Personal information
- Date of birth: 2 November 2004 (age 21)
- Place of birth: Porto-Novo, Benin
- Height: 1.75 m (5 ft 9 in)
- Position: Winger

Team information
- Current team: Dukla Prague

Youth career
- 0000–2023: Ayema

Senior career*
- Years: Team / Apps / (Gls)
- 2023: SJK Akatemia II / 13 / (15)
- 2023–: SJK Akatemia / 12 / (6)
- 2024–2026: SJK / 33 / (7)
- 2026–: Dukla Prague / 0 / (0)

International career^{‡}
- 2023–: Benin U20 / 4 / (0)
- 2025–: Benin / 2 / (0)

= Olatoundji Tessilimi =

Beninese footballer (born 2004)

Olatoundji Tessilimi (born 2 November 2004) is a Beninese professional footballer who plays as a winger for Czech National Football League club Dukla Prague and the Benin national team.

==Club career==
Tessilimi played with Ayema in his native Benin, before signing with Finnish SJK Seinäjoki organisation in 2023, and starting with their reserve team SJK Akatemia in Finnish second-tier.

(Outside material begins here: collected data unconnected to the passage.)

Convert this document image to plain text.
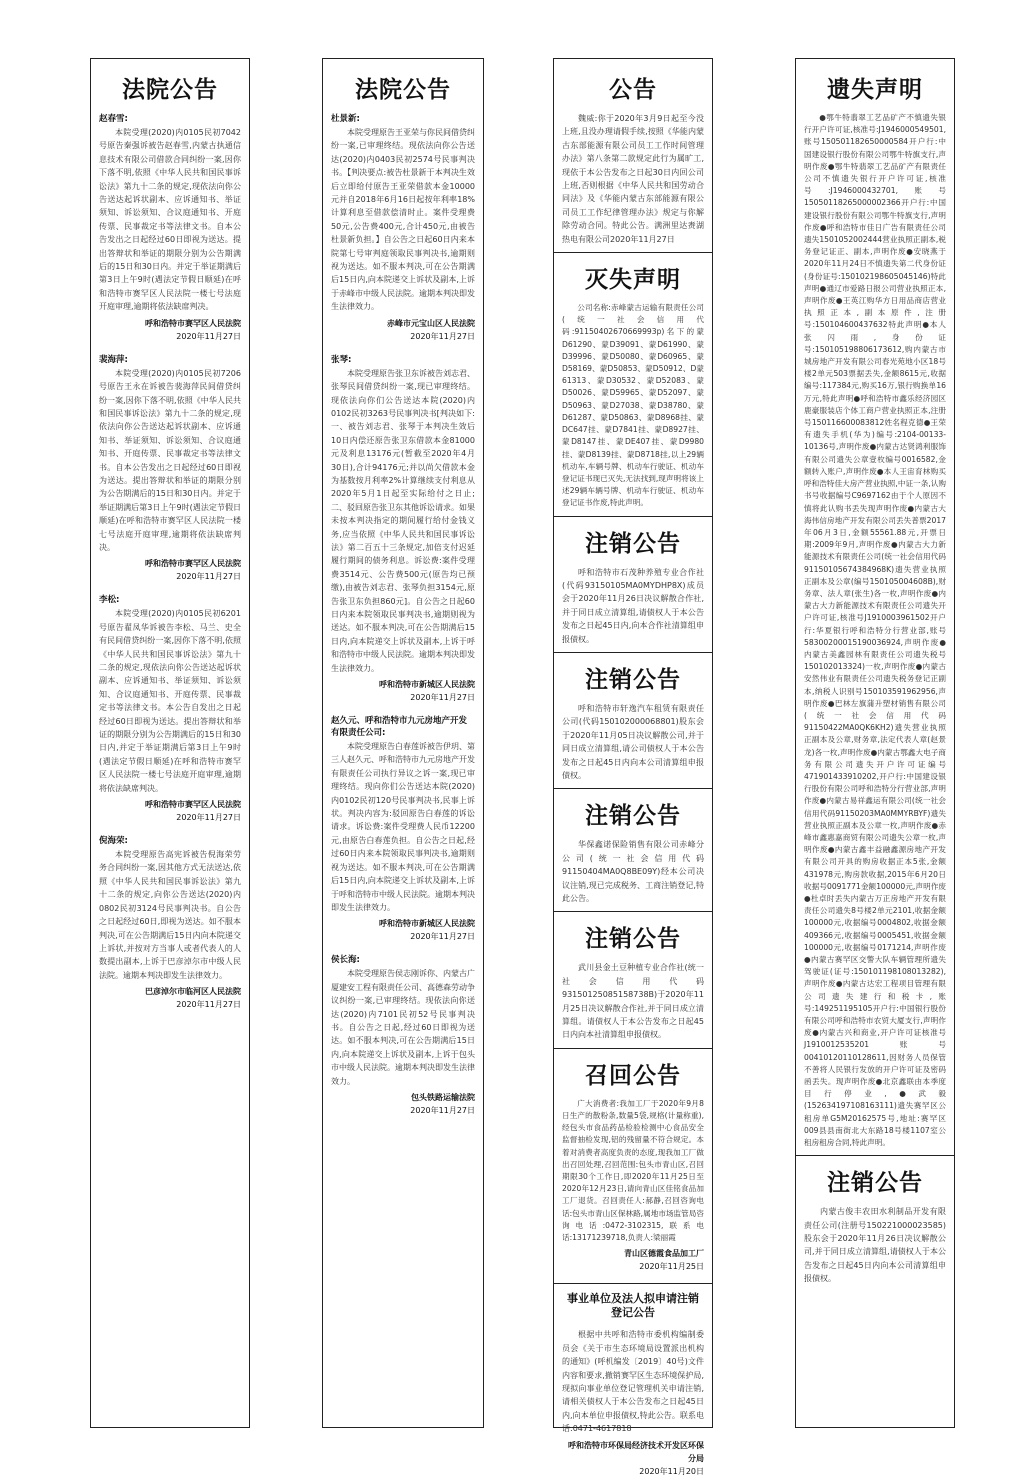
法院公告
赵春雪:

本院受理(2020)内0105民初7042号原告秦强诉被告赵春雪,内蒙古执通信息技术有限公司借款合同纠纷一案,因你下落不明,依照《中华人民共和国民事诉讼法》第九十二条的规定,现依法向你公告送达起诉状副本、应诉通知书、举证须知、诉讼须知、合议庭通知书、开庭传票、民事裁定书等法律文书。自本公告发出之日起经过60日即视为送达。提出答辩状和举证的期限分别为公告期满后的15日和30日内。并定于举证期满后第3日上午9时(遇法定节假日顺延)在呼和浩特市赛罕区人民法院一楼七号法庭开庭审理,逾期将依法缺席判决。

呼和浩特市赛罕区人民法院
2020年11月27日
裴海萍:

本院受理(2020)内0105民初7206号原告王永在诉被告裴海萍民间借贷纠纷一案,因你下落不明,依照《中华人民共和国民事诉讼法》第九十二条的规定,现依法向你公告送达起诉状副本、应诉通知书、举证须知、诉讼须知、合议庭通知书、开庭传票、民事裁定书等法律文书。自本公告发出之日起经过60日即视为送达。提出答辩状和举证的期限分别为公告期满后的15日和30日内。并定于举证期满后第3日上午9时(遇法定节假日顺延)在呼和浩特市赛罕区人民法院一楼七号法庭开庭审理,逾期将依法缺席判决。

呼和浩特市赛罕区人民法院
2020年11月27日
李松:

本院受理(2020)内0105民初6201号原告翟凤华诉被告李松、马兰、史全有民间借贷纠纷一案,因你下落不明,依照《中华人民共和国民事诉讼法》第九十二条的规定,现依法向你公告送达起诉状副本、应诉通知书、举证须知、诉讼须知、合议庭通知书、开庭传票、民事裁定书等法律文书。本公告自发出之日起经过60日即视为送达。提出答辩状和举证的期限分别为公告期满后的15日和30日内,并定于举证期满后第3日上午9时(遇法定节假日顺延)在呼和浩特市赛罕区人民法院一楼七号法庭开庭审理,逾期将依法缺席判决。

呼和浩特市赛罕区人民法院
2020年11月27日
倪海荣:

本院受理原告高宪诉被告倪海荣劳务合同纠纷一案,因其他方式无法送达,依照《中华人民共和国民事诉讼法》第九十二条的规定,向你公告送达(2020)内0802民初3124号民事判决书。自公告之日起经过60日,即视为送达。如不服本判决,可在公告期满后15日内向本院递交上诉状,并按对方当事人或者代表人的人数提出副本,上诉于巴彦淖尔市中级人民法院。逾期本判决即发生法律效力。

巴彦淖尔市临河区人民法院
2020年11月27日
法院公告
杜景新:

本院受理原告王亚荣与你民间借贷纠纷一案,已审理终结。现依法向你公告送达(2020)内0403民初2574号民事判决书。【判决要点:被告杜景新于本判决生效后立即给付原告王亚荣借款本金10000元并自2018年6月16日起按年利率18%计算利息至借款偿清时止。案件受理费50元,公告费400元,合计450元,由被告杜景新负担。】自公告之日起60日内来本院第七号审判庭领取民事判决书,逾期则视为送达。如不服本判决,可在公告期满后15日内,向本院递交上诉状及副本,上诉于赤峰市中级人民法院。逾期本判决即发生法律效力。

赤峰市元宝山区人民法院
2020年11月27日
张琴:

本院受理原告张卫东诉被告刘志君、张琴民间借贷纠纷一案,现已审理终结。现依法向你们公告送达本院(2020)内0102民初3263号民事判决书[判决如下:一、被告刘志君、张琴于本判决生效后10日内偿还原告张卫东借款本金81000元及利息13176元(暂截至2020年4月30日),合计94176元;并以尚欠借款本金为基数按月利率2%计算继续支付利息从2020年5月1日起至实际给付之日止;二、驳回原告张卫东其他诉讼请求。如果未按本判决指定的期间履行给付金钱义务,应当依照《中华人民共和国民事诉讼法》第二百五十三条规定,加倍支付迟延履行期间的债务利息。诉讼费:案件受理费3514元、公告费500元(原告均已预缴),由被告刘志君、张琴负担3154元,原告张卫东负担860元]。自公告之日起60日内来本院领取民事判决书,逾期则视为送达。如不服本判决,可在公告期满后15日内,向本院递交上诉状及副本,上诉于呼和浩特市中级人民法院。逾期本判决即发生法律效力。

呼和浩特市新城区人民法院
2020年11月27日
赵久元、呼和浩特市九元房地产开发有限责任公司:

本院受理原告白春莲诉被告伊玥、第三人赵久元、呼和浩特市九元房地产开发有限责任公司执行异议之诉一案,现已审理终结。现向你们公告送达本院(2020)内0102民初120号民事判决书,民事上诉状。判决内容为:驳回原告白春莲的诉讼请求。诉讼费:案件受理费人民币12200元,由原告白春莲负担。自公告之日起,经过60日内来本院领取民事判决书,逾期则视为送达。如不服本判决,可在公告期满后15日内,向本院递交上诉状及副本,上诉于呼和浩特市中级人民法院。逾期本判决即发生法律效力。

呼和浩特市新城区人民法院
2020年11月27日
侯长海:

本院受理原告侯志刚诉你、内蒙古广厦建安工程有限责任公司、高德森劳动争议纠纷一案,已审理终结。现依法向你送达(2020)内7101民初52号民事判决书。自公告之日起,经过60日即视为送达。如不服本判决,可在公告期满后15日内,向本院递交上诉状及副本,上诉于包头市中级人民法院。逾期本判决即发生法律效力。

包头铁路运输法院
2020年11月27日
公告

魏威:你于2020年3月9日起至今没上班,且没办理请假手续,按照《华能内蒙古东部能源有限公司员工工作时间管理办法》第八条第二款规定此行为属旷工,现依于本公告发布之日起30日内回公司上班,否则根据《中华人民共和国劳动合同法》及《华能内蒙古东部能源有限公司员工工作纪律管理办法》规定与你解除劳动合同。特此公告。满洲里达赉湖热电有限公司2020年11月27日

灭失声明

公司名称:赤峰蒙古运输有限责任公司(统一社会信用代码:91150402670669993p)名下的蒙D61290、蒙D39091、蒙D61990、蒙D39996、蒙D50080、蒙D60965、蒙D58169、蒙D50853、蒙D50912、D蒙61313、蒙D30532、蒙D52083、蒙D50026、蒙D59965、蒙D52097、蒙D50963、蒙D27038、蒙D38780、蒙D61287、蒙D50863、蒙D8968挂、蒙DC647挂、蒙D7841挂、蒙D8927挂、蒙D8147挂、蒙DE407挂、蒙D9980挂、蒙D8139挂、蒙D8718挂,以上29辆机动车,车辆号牌、机动车行驶证、机动车登记证书现已灭失,无法找到,现声明将该上述29辆车辆号牌、机动车行驶证、机动车登记证书作废,特此声明。

注销公告

呼和浩特市石茂种养殖专业合作社(代码93150105MA0MYDHP8X)成员会于2020年11月26日决议解散合作社,并于同日成立清算组,请债权人于本公告发布之日起45日内,向本合作社清算组申报债权。

注销公告

呼和浩特市轩逸汽车租赁有限责任公司(代码150102000068801)股东会于2020年11月05日决议解散公司,并于同日成立清算组,请公司债权人于本公告发布之日起45日内向本公司清算组申报债权。

注销公告

华保鑫诺保险销售有限公司赤峰分公司(统一社会信用代码91150404MA0Q8BE09Y)经本公司决议注销,现已完成税务、工商注销登记,特此公告。

注销公告

武川县金土豆种植专业合作社(统一社会信用代码93150125085158738B)于2020年11月25日决议解散合作社,并于同日成立清算组。请债权人于本公告发布之日起45日内向本社清算组申报债权。

召回公告

广大消费者:我加工厂于2020年9月8日生产的散粉条,数量5袋,规格(计量称重),经包头市食品药品检验检测中心食品安全监督抽检发现,铝的残留量不符合规定。本着对消费者高度负责的态度,现我加工厂做出召回处理,召回范围:包头市青山区,召回期限30个工作日,即2020年11月25日至2020年12月23日,请向青山区佳铭食品加工厂退货。召回责任人:郝静,召回咨询电话:包头市青山区保林路,属地市场监管局咨询电话:0472-3102315,联系电话:13171239718,负责人:梁丽霞

青山区德霞食品加工厂
2020年11月25日
事业单位及法人拟申请注销登记公告

根据中共呼和浩特市委机构编制委员会《关于市生态环境局设置派出机构的通知》(呼机编发〔2019〕40号)文件内容和要求,撤销赛罕区生态环境保护局,现拟向事业单位登记管理机关申请注销,请相关债权人于本公告发布之日起45日内,向本单位申报债权,特此公告。联系电话:0471-4617818

呼和浩特市环保局经济技术开发区环保分局
2020年11月20日
遗失声明

●鄂牛特翡翠工艺品矿产不慎遗失银行开户许可证,核准号:J1946000549501,账号150501182650000584开户行:中国建设银行股份有限公司鄂牛特旗支行,声明作废●鄂牛特翡翠工艺品矿产有限责任公司不慎遗失银行开户许可证,核准号:J1946000432701,账号15050118265000002366开户行:中国建设银行股份有限公司鄂牛特旗支行,声明作废●呼和浩特市佳日广告有限责任公司遗失1501052002444营业执照正副本,税务登记证正、副本,声明作废●安晓燕于2020年11月24日不慎遗失第二代身份证(身份证号:150102198605045146)特此声明●通辽市爱路日报公司营业执照正本,声明作废●王英江购华方日用品商店营业执照正本,副本原件,注册号:150104600437632特此声明●本人张闪雨,身份证号:150105198806173612,购内蒙古市城房地产开发有限公司春光苑地小区18号楼2单元503票据丢失,金额8615元,收据编号:117384元,购买16万,银行购换单16万元,特此声明●呼和浩特市鑫乐经济园区鹿豪服装店个体工商户营业执照正本,注册号150116600083812姓名程克德●王荣有遗失手机(华为)编号:2104-00133-10136号,声明作废●内蒙古达贤鸿利服饰有限公司遗失公章壹枚编号0016582,金额转入账户,声明作废●本人王宙育林购买呼和浩特佳大房产营业执照,中证一条,认购书号收据编号C9697162由于个人原因不慎将此认购书丢失现声明作废●内蒙古大海伟信房地产开发有限公司丢失普票2017年06月3日,金额55561.88元,开票日期:2009年9月,声明作废●内蒙古大力新能源技术有限责任公司(统一社会信用代码91150105674384968K)遗失营业执照正副本及公章(编号150105004608B),财务章、法人章(张生)各一枚,声明作废●内蒙古大力新能源技术有限责任公司遗失开户许可证,核准号J1910003961502开户行:华夏银行呼和浩特分行营业部,账号58300200015190036924,声明作废●内蒙古美鑫园林有限责任公司遗失税号150102013324)一枚,声明作废●内蒙古安然伟业有限责任公司遗失税务登记正副本,纳税人识别号150103591962956,声明作废●巴林左旗蒲升塑材销售有限公司(统一社会信用代码91150422MA0QK6KH2)遗失营业执照正副本及公章,财务章,法定代表人章(赵景龙)各一枚,声明作废●内蒙古鄂鑫大电子商务有限公司遗失开户许可证编号471901433910202,开户行:中国建设银行股份有限公司呼和浩特分行营业部,声明作废●内蒙古易祥鑫运有限公司(统一社会信用代码91150203MA0MMYRBYF)遗失营业执照正副本及公章一枚,声明作废●赤峰市鑫惠嘉商贸有限公司遗失公章一枚,声明作废●内蒙古鑫丰益融鑫源房地产开发有限公司开具的购房收据正本5张,金额431978元,购房款收据,2015年6月20日收据号0091771金额100000元,声明作废●杜卓时丢失内蒙古万正房地产开发有限责任公司遗失8号楼2单元2101,收据金额100000元,收据编号0004802,收据金额409366元,收据编号0005451,收据金额100000元,收据编号0171214,声明作废●内蒙古赛罕区交警大队车辆管理所遗失驾驶证(证号:150101198108013282),声明作废●内蒙古达宏工程项目管理有限公司遗失建行和税卡,账号:149251195105开户行:中国银行股份有限公司呼和浩特市农贸大厦支行,声明作废●内蒙古兴和商业,开户许可证核准号J1910012535201账号00410120110128611,因财务人员保管不善将人民银行发放的开户许可证及密码函丢失。现声明作废●北京鑫联由本季度目行停业,●武毅(152634197108163111)遗失赛罕区公租房单G5M20162575号,地址:赛罕区009县县南街北大东路18号楼1107室公租房租房合同,特此声明。

注销公告

内蒙古俊丰农田水利制品开发有限责任公司(注册号150221000023585)股东会于2020年11月26日决议解散公司,并于同日成立清算组,请债权人于本公告发布之日起45日内向本公司清算组申报债权。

He missed the 2024 season due to injury, but eventually debuted in Veikkausliiga with SJK on 2 May 2025, in away loss against KuPS.

On 30 June 2026, Tessilimi signed a contract with Czech National Football League club Dukla Prague.

==International career==
Tessilimi was called up to the Benin national under-20 football team by Mathias Déguénon for the 2023 U-20 Africa Cup of Nations.